Si bien la construcción religiosa podía estar justificada, en el pensamiento feudal no había justificación ni racional ni moral para la construcción secular ostentosa. Razón por la cual, durante el Renacimiento, fue necesario justificar teóricamente la realización de grandes proyectos arquitectónicos de índole secular. Surgieron entonces toda una serie de escritos pensados y redactados para los mecenas en los que estos últimos encontraron el marco teórico necesario para emprender sus ostentosos proyectos constructivos.

Principalmente, el concepto de magnificencia hizo posible la justificación del auge de construcciones seculares. El término redefinió el concepto tradicional de aristocracia y se relaciona con la arquitectura porque a través de ésta se muestra el carácter nobiliario en la sociedad italiana. Presuponía riqueza, significaba estatus e implicaba conocimiento y gusto.

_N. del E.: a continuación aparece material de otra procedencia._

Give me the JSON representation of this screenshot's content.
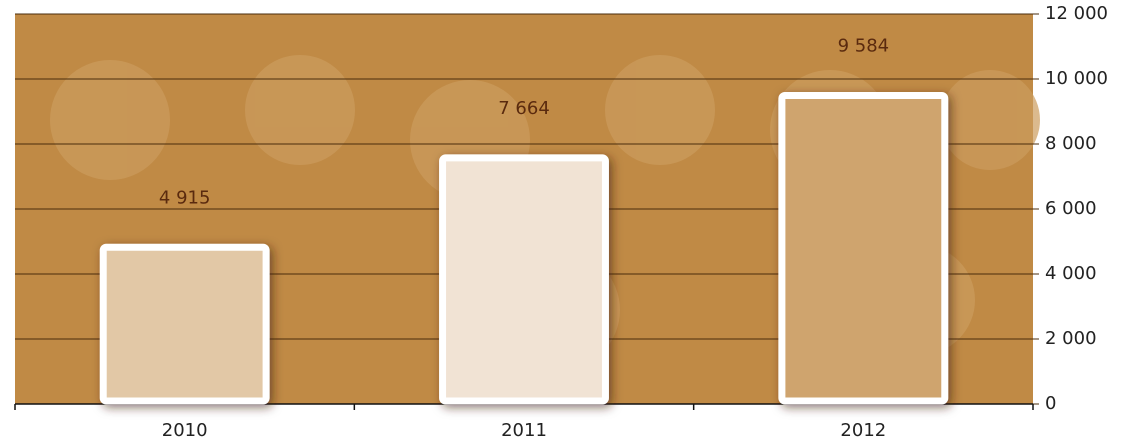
{
  "chart_data": {
    "type": "bar",
    "categories": [
      "2010",
      "2011",
      "2012"
    ],
    "values": [
      4915,
      7664,
      9584
    ],
    "value_labels": [
      "4 915",
      "7 664",
      "9 584"
    ],
    "colors": [
      "#e2c8a6",
      "#f1e3d4",
      "#cfa46e"
    ],
    "ylim": [
      0,
      12000
    ],
    "yticks": [
      0,
      {
        "value": 2000,
        "label": "2 000"
      },
      {
        "value": 4000,
        "label": "4 000"
      },
      {
        "value": 6000,
        "label": "6 000"
      },
      {
        "value": 8000,
        "label": "8 000"
      },
      {
        "value": 10000,
        "label": "10 000"
      },
      {
        "value": 12000,
        "label": "12 000"
      }
    ],
    "grid": true
  }
}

Básicamente los teóricos que lograron la justificación de la construcción secular fueron Alberti y Palmieri. En ambos queda establecido que la belleza de las construcciones contribuye al bien común y, por ende, a la fama de la ciudad. Además, instaura en la gente un mayor respeto por la autoridad. Por ejemplo, Galvano Fiamma aseguraba que la residencia y la capilla del príncipe asombran a sus súbditos. Por otro lado, Alberti sugería que la belleza garantizaba que los edificios no fueran destruidos.

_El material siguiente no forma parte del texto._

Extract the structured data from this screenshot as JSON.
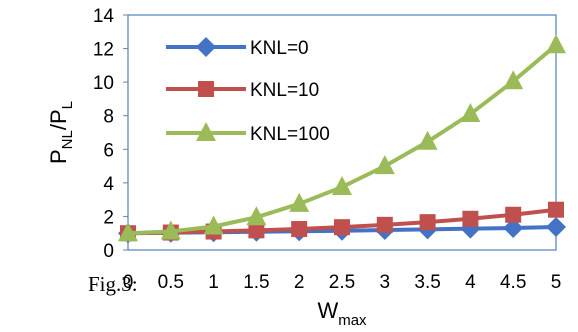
{
  "caption": "Fig.3:",
  "chart_data": {
    "type": "line",
    "x": [
      0,
      0.5,
      1,
      1.5,
      2,
      2.5,
      3,
      3.5,
      4,
      4.5,
      5
    ],
    "xticklabels": [
      "0",
      "0.5",
      "1",
      "1.5",
      "2",
      "2.5",
      "3",
      "3.5",
      "4",
      "4.5",
      "5"
    ],
    "ylim": [
      0,
      14
    ],
    "yticks": [
      0,
      2,
      4,
      6,
      8,
      10,
      12,
      14
    ],
    "xlabel": {
      "main": "W",
      "sub": "max"
    },
    "ylabel": {
      "p1": "P",
      "sub1": "NL",
      "sep": "/P",
      "sub2": "L"
    },
    "legend_position": "top-left",
    "grid": false,
    "series": [
      {
        "name": "KNL=0",
        "marker": "diamond",
        "color": "#4472C4",
        "values": [
          1.0,
          1.03,
          1.06,
          1.09,
          1.12,
          1.15,
          1.19,
          1.23,
          1.27,
          1.31,
          1.37
        ]
      },
      {
        "name": "KNL=10",
        "marker": "square",
        "color": "#C0504D",
        "values": [
          1.0,
          1.04,
          1.1,
          1.17,
          1.25,
          1.36,
          1.5,
          1.66,
          1.86,
          2.1,
          2.4
        ]
      },
      {
        "name": "KNL=100",
        "marker": "triangle",
        "color": "#9BBB59",
        "values": [
          1.0,
          1.1,
          1.4,
          1.95,
          2.75,
          3.75,
          5.0,
          6.45,
          8.1,
          10.05,
          12.2
        ]
      }
    ]
  }
}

Así, desde el siglo XV circulaba ya en Europa la idea de que la arquitectura servía como instrumento para confirmar el estatus del constructor en la sociedad y la autoridad constituida del Estado. Nicolás V en su discurso antes de morir asentó que los edificios nobles que combinaban gusto y belleza con proporciones imponentes podían aumentar el respeto del público por la Iglesia en general.

El concepto de magnificencia se convirtió en la razón más citada para construir en la Italia del siglo XV. Esta posición fue tomada también por los humanistas, pues concordaban con que los grandes hombres debían dejar una reputación no sólo de sabiduría, sino de poder: “for this reason we erect great structures, that our prosperity may suppose us to have been great persons”. La construcción podía entenderse como la expresión apropiada de las cualidades internas, un acto moral como la medida de un hombre: “the magnificence of a building should be adapted to the dignity of the owner”.

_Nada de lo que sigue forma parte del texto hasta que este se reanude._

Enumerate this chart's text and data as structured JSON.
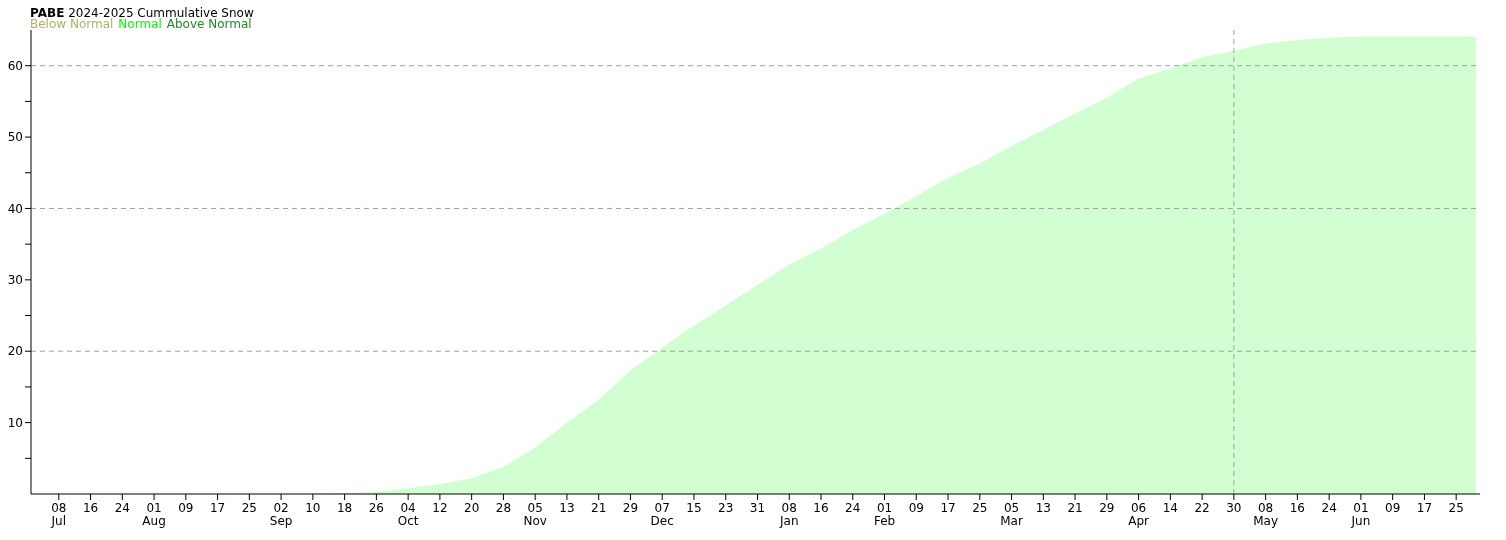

Para Palmieri, aquel que quisiera construir una casa parecida a las magníficas residencias de los nobles ciudadanos merecería la vergüenza si antes no alcanzaba o superaba su virtud. Éste es el imperativo del mecenazgo arquitectónico en que creían los escritores italianos del siglo XV. Estas ideas no sólo circulaban e Italia, sino en toda Europa y eran conocidas en los círculos intelectuales y aristocráticos. Incluso, ya en este siglo se sentaron también las bases que justificaban y exaltaban el mecenazgo artístico: Vespasiano da Bisticci da por hecho que los grandes y prominentes hombres son patronos de las artes, en especial de la arquitectura. Tal es el caso de Cosimo de Medici, considerado un gran hombre y un gran constructor.

Giovanni Rucellai afirmaba que hay dos cosas principales que los hombres hacen en esta vida: una es procrear y la otra es construir. Además, la magnificencia implicaba que el patrón tuviera una sensibilidad estética y conocimiento de arquitectura. Hay que recordar que era el patrón quien tomaba decisiones fundamentales sobre la obra. Es decir, en la práctica artística de aquellos tiempos la decisión final sobre el objeto recaía en el patrón, el que pagaba la obra y no en el artista, por lo que los mecenas tenían un gran control sobre lo que encargaban.

El ímpetu del mecenazgo así entendido es tal que la biología del evento artístico tendría en el lado paterno al patrón, al iniciador de la obra y, en el lado materno al artista. Razón por la cual el nombre del artista no aparece en la obra, pero sí aparece el del padre tal como lo indican las inscripciones: fiere fecit y is perfecit opus.

De hecho, en el tratado de Filarete queda asentado que la construcción es el producto de una suerte de matrimonio entre el patrón y el arquitecto. Esta tradición continuó en Italia durante el Renacimiento y el Barroco y de alguna manera permeó en otros países europeos.